With regard to intraoperative anesthesia, this laparoscopic approach avoids single-lung ventilation. Single-lung ventilation in the pediatric population oftentimes is technically challenging, especially left-sided endotracheal tube placements, and therefore is time consuming. 18 Furthermore, because of the size and physiology of infants and small children, there is an increased risk of significant oxygen desaturation during surgery in the lateral decubitus position, making single-lung ventilation less desirable, and an option of providing oxygen to the operative lung should be readily available.19,20
Although the technique described here can be completed via a laparotomy, the laparoscopic approach provides the benefits of a minimally invasive approach, including better visualization of the diaphragm, decreased length of stay, minimal scarring, and decreased postoperative need for analgesia.21,22
The main limitation to this technique lies with size of the patient. As the endostapler must pass through a 12-mm port, the child must be large enough to accommodate not only the port, but also the smallest size endostapler available, which is 35 mm.
A concern with this technique may be a negative effect of pneumoperitoneum in a patient with baseline recurrent respiratory infections or respiratory distress. In our experience, we did not observe any respiratory embarrassment in our patients in the presence of pneumoperitoneum. Another concern that one might have with pneumoperitoneum in this setting may be the blowing of the diaphragm into the chest providing an obstacle to an ideal repair. This was not the case in our experience. We found that the traction sutures placed allow for countertension as well as the ability to adjust the tension in order to achieve the operative goal of a flat diaphragm. Furthermore, the degree of pneumoperitoneum can be adjusted.

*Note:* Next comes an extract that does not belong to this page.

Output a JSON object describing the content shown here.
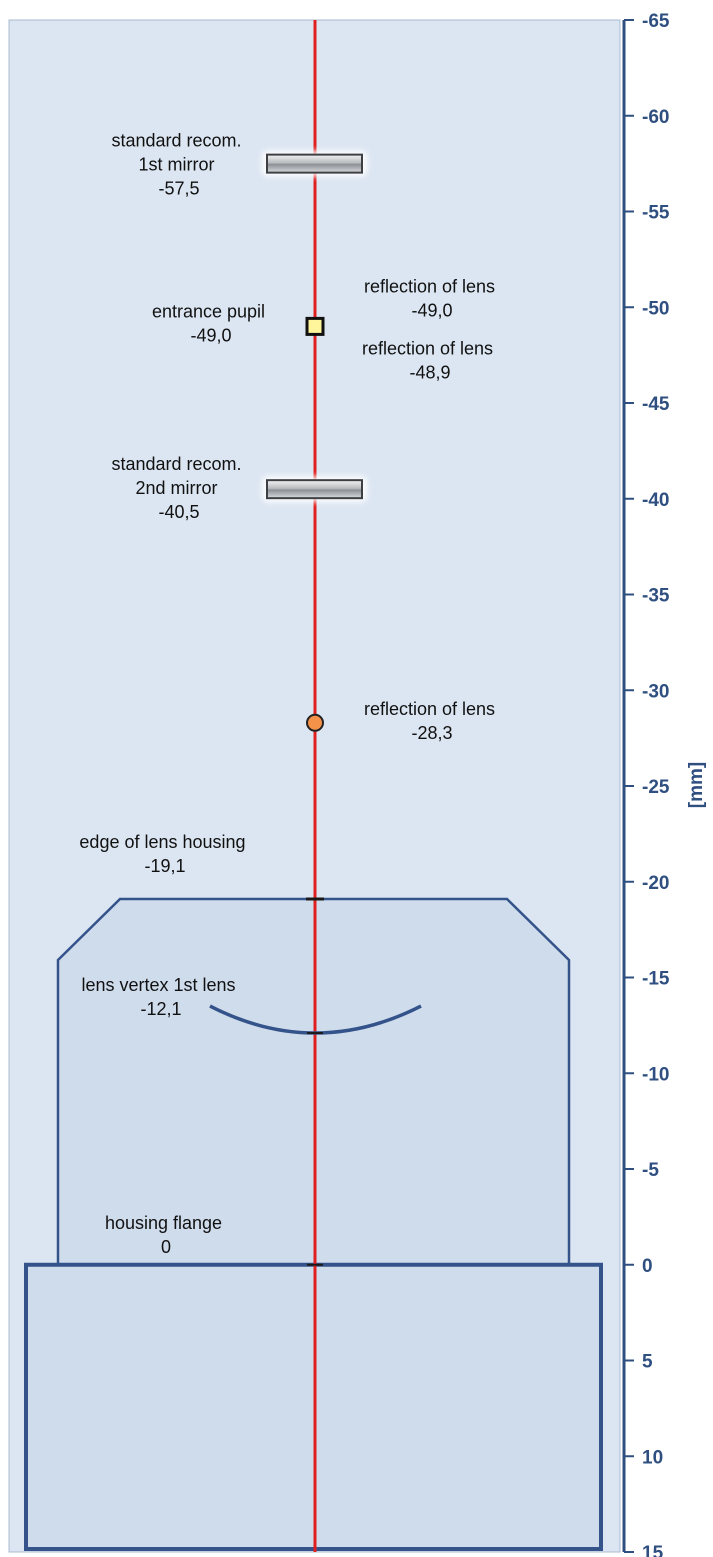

As there is a concern for possible visceral injury with a thoracoscopic approach due to limited visibility of the peritoneal cavity, with this technique, there may be a concern for possibility lung injury. If this were to occur, it would be more likely from the initial traction suture as opposed the stapler. Once the traction sutures are placed, the two edges of the diaphragm stay opposed to each other secondary to the negative pressure in the chest, and therefore the lung cannot become trapped within the diaphragm that is being removed. In addition, in our experience, the lung parenchyma is easily visualized through the diaphragm eventration. We did not find it difficult to grab and invaginate the diaphragm into the abdomen in order to rule out lung adhesions to the diaphragm prior to placement of the traction suture. We also found that an inspiratory arrest during this time can aid in accurate placement of the traction suture.
We present the first description of this minimally invasive, laparoscopic repair in the pediatric age group and describe our initial successful experience. We propose that this laparoscopic transperitoneal repair with an endostapler be considered in pediatric patients who present with a symptomatic diaphragmatic eventration.
Footnotes
Acknowledgments
This study was supported by grant F32CA1591555-01 from the National Cancer Institute, National Institutes of Health (to V.V.L.).
Disclosure Statement
No competing financial interests exist.